Flight crew in Addison Airport crash spotted problem with left engine
The flight crew on the plane that crashed at Addison Airport on June 30 noted problems with the left engine, just seconds before the crash occurred.
The crew's conversation in the final seconds before the crash came from the onboard cockpit voice recorder (CVR), recovered by the National Transportation Safety Board, which is investigating the accident.
The plane was a twin-engine Beechcraft BE-350 King Air, which crashed into a hangar at the airport shortly after takeoff at 9:11 am.
All 10 people aboard, including eight passengers and two crew members, died in the accident.
At a press briefing on July 2, NTSB Vice Chairman Bruce Landsberg said that the aircraft was equipped with an L3 FA2100 cockpit recorder, which had recorded two hours of "high quality" audio leading up to the time of the accident.
The recorder indicated that the tower had cleared the flight for takeoff about one minute before the crash.
About 12 seconds before the end of the recording, there were comments from the crew "consistent with confusion."
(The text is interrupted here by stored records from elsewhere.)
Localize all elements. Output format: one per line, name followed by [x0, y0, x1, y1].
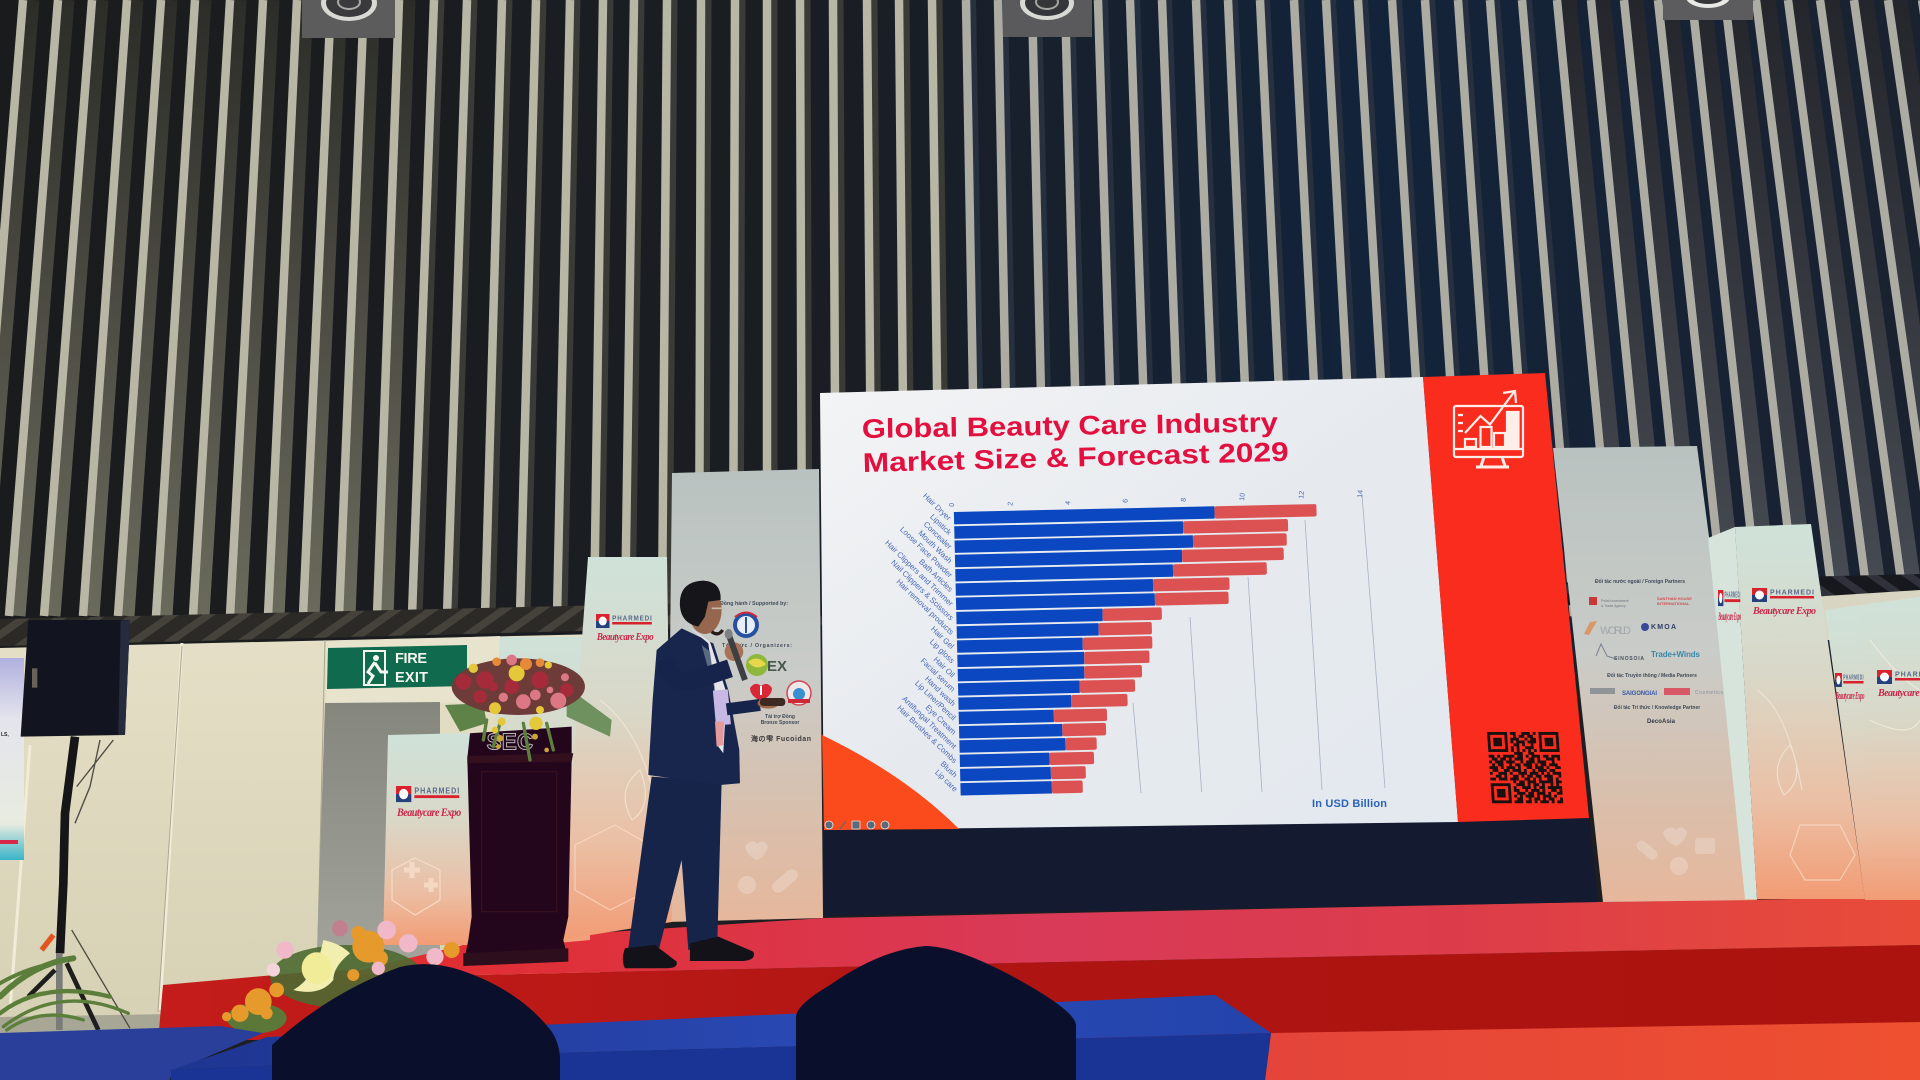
chart category labels: Mouth Wash [916, 529, 954, 565]
panel: doorway opening [316, 702, 440, 985]
logo: foreign partner names: Polish Investment [1601, 599, 1629, 603]
panel: mint pillar left [560, 557, 672, 940]
blooms [455, 671, 573, 703]
logo: media partner names: Cosmetics [1695, 690, 1724, 696]
chart category labels: Concealer [922, 520, 954, 551]
logo: pharmedi beautycare expo: Beautycare Expo [1752, 606, 1816, 617]
bar chart [954, 504, 1323, 796]
chart category labels: Nail Clippers & Scissors [889, 558, 955, 622]
sponsor text: fucoidan: 海の雫 Fucoidan [751, 734, 811, 743]
logo: pharmedi on fold: PHARMEDI [1724, 592, 1740, 600]
chart category labels: Hair removal products [894, 577, 956, 637]
logo: pharmedi beautycare expo: PHARMEDI [1770, 590, 1814, 596]
panel: cream exhibition wall [0, 590, 1920, 1035]
logo: foreign partner names: SANTHAN HOUSE [1657, 596, 1692, 601]
trousers [628, 777, 722, 952]
sponsor text: organizers: Tổ chức / Organizers: [722, 642, 792, 649]
icon: green organiser logo [746, 654, 787, 676]
sign text: FIRE [395, 651, 427, 667]
icon: green organiser logo: EX [767, 658, 787, 675]
chart axis labels: 4 [1065, 501, 1072, 505]
panel: far-left poster fragment: LS, [1, 732, 9, 738]
panel: grey sponsor board left [667, 469, 823, 922]
logo: pharmedi on far fold [1835, 673, 1865, 702]
icon: round sponsor seal [787, 681, 811, 705]
jacket [648, 628, 740, 785]
logo: foreign partner names [1584, 596, 1701, 662]
icon: ceiling vent right [1663, 0, 1753, 20]
chart category labels: Lip gloss [928, 637, 956, 665]
badge and lanyard [713, 689, 731, 726]
panel: fire exit sign [327, 645, 467, 689]
icon: red heart logo [750, 684, 772, 701]
panel: stage carpet [159, 897, 1920, 1080]
panel: LED screen base [824, 816, 1598, 916]
flower arrangement on lectern [445, 655, 612, 760]
panel: fire exit sign: EXIT [395, 670, 428, 686]
sponsor text: foreign partners: Đối tác nước ngoài / Foreign Partners [1595, 578, 1685, 585]
green leaves [270, 945, 423, 1008]
logo: pharmedi on far pillar [1877, 670, 1920, 699]
chart category labels: Facial serum [919, 656, 957, 694]
sponsor text: media partners: Đối tác Truyền thông / Media Partners [1607, 672, 1697, 679]
logo: foreign partner names: KMOA [1651, 624, 1676, 631]
chart category labels: Hair Clippers and Trimmer [883, 538, 955, 608]
logo: media partner names: SAIGONGIAI [1622, 691, 1657, 697]
presenter [623, 581, 785, 968]
chart category labels: Hair Dryer [921, 491, 953, 523]
chart category labels: Hair Oil [932, 655, 957, 680]
title: Global Beauty Care Industry [862, 407, 1278, 444]
decoration: faint medical icons [738, 841, 800, 895]
chart category labels: Lip care [933, 768, 959, 794]
speaker on tripod [21, 620, 130, 1030]
panel: red slide sidebar [1423, 373, 1589, 822]
chart category labels: Loose Face Powder [898, 525, 955, 580]
bars: 2024 value in blue [954, 506, 1221, 796]
chart axis labels: 6 [1122, 499, 1130, 503]
chart axis labels: 10 [1239, 493, 1247, 501]
sponsor text: supported by: Đồng hành / Supported by: [720, 601, 788, 607]
speaker cabinet [21, 620, 130, 737]
panel: presentation slide [820, 377, 1458, 830]
chart category labels: Hair Gel [929, 624, 956, 651]
logo: foreign partner names: Trade+Winds [1651, 650, 1701, 659]
pink blooms [267, 920, 444, 977]
icon: running figure [364, 651, 388, 685]
logo: pharmedi beautycare expo [396, 786, 462, 819]
shoes [623, 937, 754, 968]
logo: foreign partner names: INTERNATIONAL [1657, 601, 1690, 606]
chart category labels: Antifungal Treatment [900, 694, 959, 751]
chart category labels: Bath Articles [917, 557, 955, 594]
chart axis labels: 14 [1357, 490, 1365, 498]
panel: small mint board [383, 733, 472, 945]
speaker stand and cables [28, 737, 130, 1030]
chart axis labels: 8 [1181, 498, 1188, 502]
gesturing arm [727, 705, 760, 709]
chart category labels: Lip Liner/Pencil [913, 679, 958, 722]
orange blooms [222, 926, 460, 1022]
chart axis labels: 2 [1007, 502, 1015, 506]
chart unit label: In USD Billion [1312, 798, 1387, 810]
slideshow navigation icons [825, 821, 889, 829]
panel: slatted wall background [0, 0, 1920, 660]
blue table left [0, 1026, 263, 1080]
logo: pharmedi beautycare expo: Beautycare Expo [596, 633, 654, 643]
lectern [463, 727, 573, 966]
green foliage [567, 687, 612, 737]
panel: grey sponsor board right [1553, 446, 1757, 902]
title: Market Size & Forecast 2029 [862, 437, 1289, 478]
logo: foreign partner names: WORLD [1600, 625, 1631, 637]
logo: pharmedi beautycare expo: PHARMEDI [612, 615, 652, 623]
icon: monitor with rising chart [1454, 391, 1523, 467]
lectern logo text: SEC [487, 728, 533, 754]
logo: pharmedi on far fold: Beautycare Expo [1835, 690, 1865, 702]
sponsor text: knowledge partner: Đối tác Tri thức / Knowledge Partner [1614, 704, 1700, 711]
raised arm [665, 660, 730, 682]
icon: ceiling vent centre [1003, 0, 1092, 37]
logo: media partner names [1590, 688, 1724, 697]
logo: pharmedi on fold: Beautycare Expo [1718, 609, 1741, 623]
panel: far-left poster fragment [0, 658, 24, 860]
chart category labels: Lipstick [928, 512, 953, 537]
logo: pharmedi beautycare expo: PHARMEDI [414, 786, 459, 796]
logo: knowledge partner: DecoAsia [1647, 719, 1676, 725]
plant fronds [0, 958, 128, 1030]
icon: ceiling vent left [302, 0, 395, 38]
logo: pharmedi on far fold: PHARMEDI [1843, 674, 1864, 682]
panel: mint pillar far right [1825, 597, 1920, 900]
chart axis labels: 0 [949, 503, 956, 507]
chart category labels: Hair Brushes & Combs [895, 703, 959, 765]
chair right [796, 946, 1076, 1080]
head [688, 586, 722, 634]
shirt and tie [688, 627, 727, 753]
chart gridlines [1133, 495, 1385, 793]
panel: mint pillar right [1708, 524, 1865, 899]
bars: forecast growth in red [1043, 504, 1323, 794]
logo: pharmedi on fold [1718, 590, 1741, 623]
logo: pharmedi beautycare expo [1752, 588, 1816, 617]
title [862, 407, 1289, 478]
microphone hand [725, 642, 743, 661]
chart category labels: Blush [939, 759, 959, 779]
sponsor text: bronze sponsor: Tài trợ Đồng [765, 714, 795, 720]
panel: mint backdrop behind flowers [483, 637, 590, 950]
floor flower arrangement [222, 920, 460, 1033]
chart category labels: Hand wash [923, 674, 957, 708]
chart category labels: Eye Cream [924, 703, 958, 737]
logo: pharmedi beautycare expo: Beautycare Expo [396, 806, 462, 819]
chart axis labels [949, 490, 1365, 507]
decoration: faint medical icons [1635, 827, 1715, 875]
lily [293, 940, 350, 992]
chair left [272, 964, 560, 1080]
blue table centre [171, 995, 1271, 1080]
chart axis labels: 12 [1298, 491, 1306, 499]
logo: pharmedi beautycare expo [596, 614, 654, 643]
decoration: orange corner curve [822, 735, 959, 830]
panel: grey sponsor board left: Bronze Sponsor [761, 720, 799, 726]
logo: foreign partner names: & Trade Agency [1601, 604, 1626, 608]
chart category labels [883, 491, 959, 794]
logo: foreign partner names: SINOSOIA [1614, 656, 1644, 662]
icon: QR code [1487, 733, 1563, 802]
icon: blue health seal [733, 612, 759, 638]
And then, about 8 seconds before the end of the recording, there were crew comments regarding "a problem with the left engine."
Three seconds before the crash, the plane generated three "automated bank angle oral alerts," indicating that the plane was warning that it was turning inappropriately.
Landsberg said an NTSB group would be reviewing the entire cockpit conversation, and that they were not authorized to say anything else about the CVR data.
The NTSB team is currently working with Lone Star Retrieval, an aircraft and maintenance company in Lancaster, Texas, on wreckage recovery, including separating hangar debris from plane components, which will eventually be transferred to a secure location for analysis.
The plane was headed to St. Petersburg, Florida, when it collided with a hangar and burst into flames.
Passengers included Brian and Ornella Ellard, and her children Alice and Dylan Maritato; Steve and Gina Thelen; and John and Mary Titus. Crew members included Howard Hale Cassady, 71, a resident of Fort Worth and a pilot with extensive flight experience; and co-pilot Matthew "MJ" Palmer, who just got married last year.